MONTREAL -- A pair of surveys from the Quebec Institute of Public Health suggest that during the COVID-19 pandemic, Quebecers are in front of screens more, eating more junk food and having a harder time sleeping well, while at the same time, many Quebecers continue to hold private gatherings with people they don't live with despite public health guidelines.


A survey asking citizens about their adherence to health measures found that most are following public health authorities' directives, but that many are still skirting various rules.

For those 35 per cent of people who admitted to visiting other bubbles or having people over in the past seven days, 18 to 24-year-olds were most likely (44 per cent) followed by those 25 to 44 years old (42 per cent).

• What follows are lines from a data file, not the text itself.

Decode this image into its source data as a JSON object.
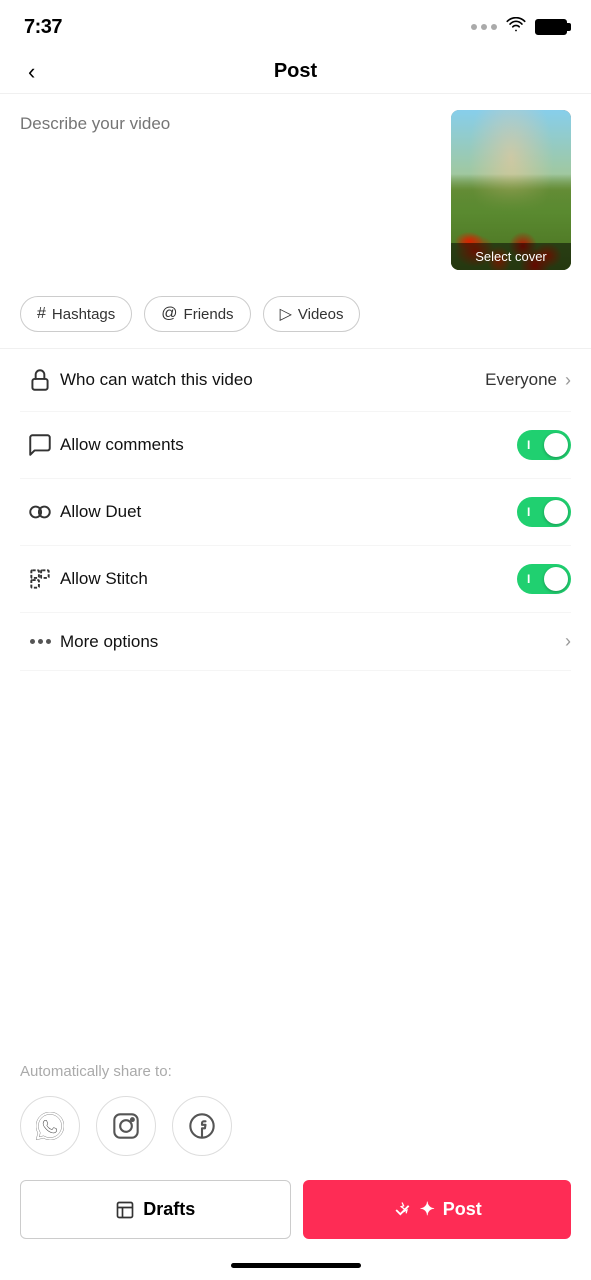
{
  "statusBar": {
    "time": "7:37"
  },
  "header": {
    "backLabel": "‹",
    "title": "Post"
  },
  "description": {
    "placeholder": "Describe your video"
  },
  "selectCover": {
    "label": "Select cover"
  },
  "tags": [
    {
      "id": "hashtags",
      "icon": "#",
      "label": "Hashtags"
    },
    {
      "id": "friends",
      "icon": "@",
      "label": "Friends"
    },
    {
      "id": "videos",
      "icon": "▷",
      "label": "Videos"
    }
  ],
  "settings": {
    "whoCanWatch": {
      "label": "Who can watch this video",
      "value": "Everyone"
    },
    "allowComments": {
      "label": "Allow comments",
      "enabled": true
    },
    "allowDuet": {
      "label": "Allow Duet",
      "enabled": true
    },
    "allowStitch": {
      "label": "Allow Stitch",
      "enabled": true
    },
    "moreOptions": {
      "label": "More options"
    }
  },
  "shareSection": {
    "label": "Automatically share to:"
  },
  "bottomButtons": {
    "drafts": "Drafts",
    "post": "Post"
  }
}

Twelve per cent of those surveyed also said they practiced sports indoors, and 13 per cent have travelled to another region of Quebec within the week despite the province's leaders urging its citizens to avoid both practices.

Almost one-in-five people (18 per cent) also said they have hugged someone they don't live with in the past week.

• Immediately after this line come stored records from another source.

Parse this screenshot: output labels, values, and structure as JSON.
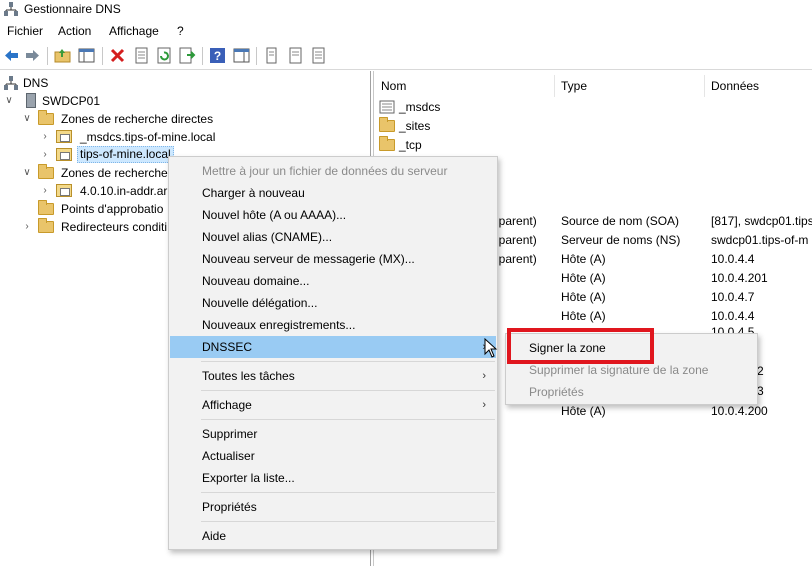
{
  "window": {
    "title": "Gestionnaire DNS",
    "icon": "dns-manager-icon"
  },
  "menubar": {
    "items": [
      "Fichier",
      "Action",
      "Affichage",
      "?"
    ]
  },
  "toolbar": {
    "buttons": [
      "back-icon",
      "forward-icon",
      "up-folder-icon",
      "show-hide-tree-icon",
      "delete-icon",
      "properties-icon",
      "refresh-icon",
      "export-icon",
      "help-icon",
      "console-icon",
      "record-icon",
      "record-alt-icon"
    ]
  },
  "tree": {
    "root": "DNS",
    "server": "SWDCP01",
    "forward_zones": "Zones de recherche directes",
    "zone1": "_msdcs.tips-of-mine.local",
    "zone2": "tips-of-mine.local",
    "reverse_zones": "Zones de recherche",
    "reverse_zone1": "4.0.10.in-addr.ar",
    "trust_points": "Points d'approbatio",
    "forwarders": "Redirecteurs conditi"
  },
  "list": {
    "columns": [
      "Nom",
      "Type",
      "Données"
    ],
    "folders": [
      "_msdcs",
      "_sites",
      "_tcp"
    ],
    "rows": [
      {
        "name": "ier parent)",
        "type": "Source de nom (SOA)",
        "data": "[817], swdcp01.tips"
      },
      {
        "name": "ier parent)",
        "type": "Serveur de noms (NS)",
        "data": "swdcp01.tips-of-m"
      },
      {
        "name": "ier parent)",
        "type": "Hôte (A)",
        "data": "10.0.4.4"
      },
      {
        "name": "",
        "type": "Hôte (A)",
        "data": "10.0.4.201"
      },
      {
        "name": "",
        "type": "Hôte (A)",
        "data": "10.0.4.7"
      },
      {
        "name": "",
        "type": "Hôte (A)",
        "data": "10.0.4.4"
      },
      {
        "name": "",
        "type": "Hôte (A)",
        "data": "10.0.4.200"
      }
    ],
    "partial": {
      "r1": "10.0.4.5",
      "r2": "2",
      "r3": "3"
    }
  },
  "context_menu": {
    "items": [
      {
        "label": "Mettre à jour un fichier de données du serveur",
        "disabled": true
      },
      {
        "label": "Charger à nouveau"
      },
      {
        "label": "Nouvel hôte (A ou AAAA)..."
      },
      {
        "label": "Nouvel alias (CNAME)..."
      },
      {
        "label": "Nouveau serveur de messagerie (MX)..."
      },
      {
        "label": "Nouveau domaine..."
      },
      {
        "label": "Nouvelle délégation..."
      },
      {
        "label": "Nouveaux enregistrements..."
      },
      {
        "label": "DNSSEC",
        "submenu": true,
        "highlighted": true
      },
      {
        "label": "Toutes les tâches",
        "submenu": true
      },
      {
        "label": "Affichage",
        "submenu": true
      },
      {
        "label": "Supprimer"
      },
      {
        "label": "Actualiser"
      },
      {
        "label": "Exporter la liste..."
      },
      {
        "label": "Propriétés"
      },
      {
        "label": "Aide"
      }
    ]
  },
  "dnssec_submenu": {
    "items": [
      {
        "label": "Signer la zone"
      },
      {
        "label": "Supprimer la signature de la zone",
        "disabled": true
      },
      {
        "label": "Propriétés",
        "disabled": true
      }
    ]
  },
  "colors": {
    "highlight": "#99cbf3",
    "callout": "#e0161e",
    "selected_node": "#cde8ff"
  }
}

Overall, 19 per cent said they "sometimes" avoid private gatherings with multiple people they don't live with, six per cent said they "sometimes" do, and two per cent said they "never" avoid gatherings.

These numbers come despite 35 per cent of respondants saying they considered themselves at risk of contracting COVID-19.

The INSPQ reported that around 6,600 people responded to this survey.


Another INSPQ study found 45 per cent of Quebecers are more concerned about their weight than they were before the pandemic and that almost a third (28 per cent) are eating more junk food.

Unsurprisingly, almost two-thirds of those surveyed (64 per cent) said their screen time has increased.

However, 22 per cent of those surveyed said they are eating more fruit and vegetables.

When it comes to physical exercise, 38 per cent said their physical activities have decreased, while 21 per cent said they have increased during the health crisis.

Sleep, predictably, has also been affected by the crisis with 36 per cent of respondents saying the quality of their sleep has diminished.

This lack of quality sleep is seen most in 18 to 24-year-olds with 46 per cent saying they haven't been getting a good night's sleep during the pandemic.  

The INSPQ said around 3,300 adults have responded weekly to the 60-question survey since July 1.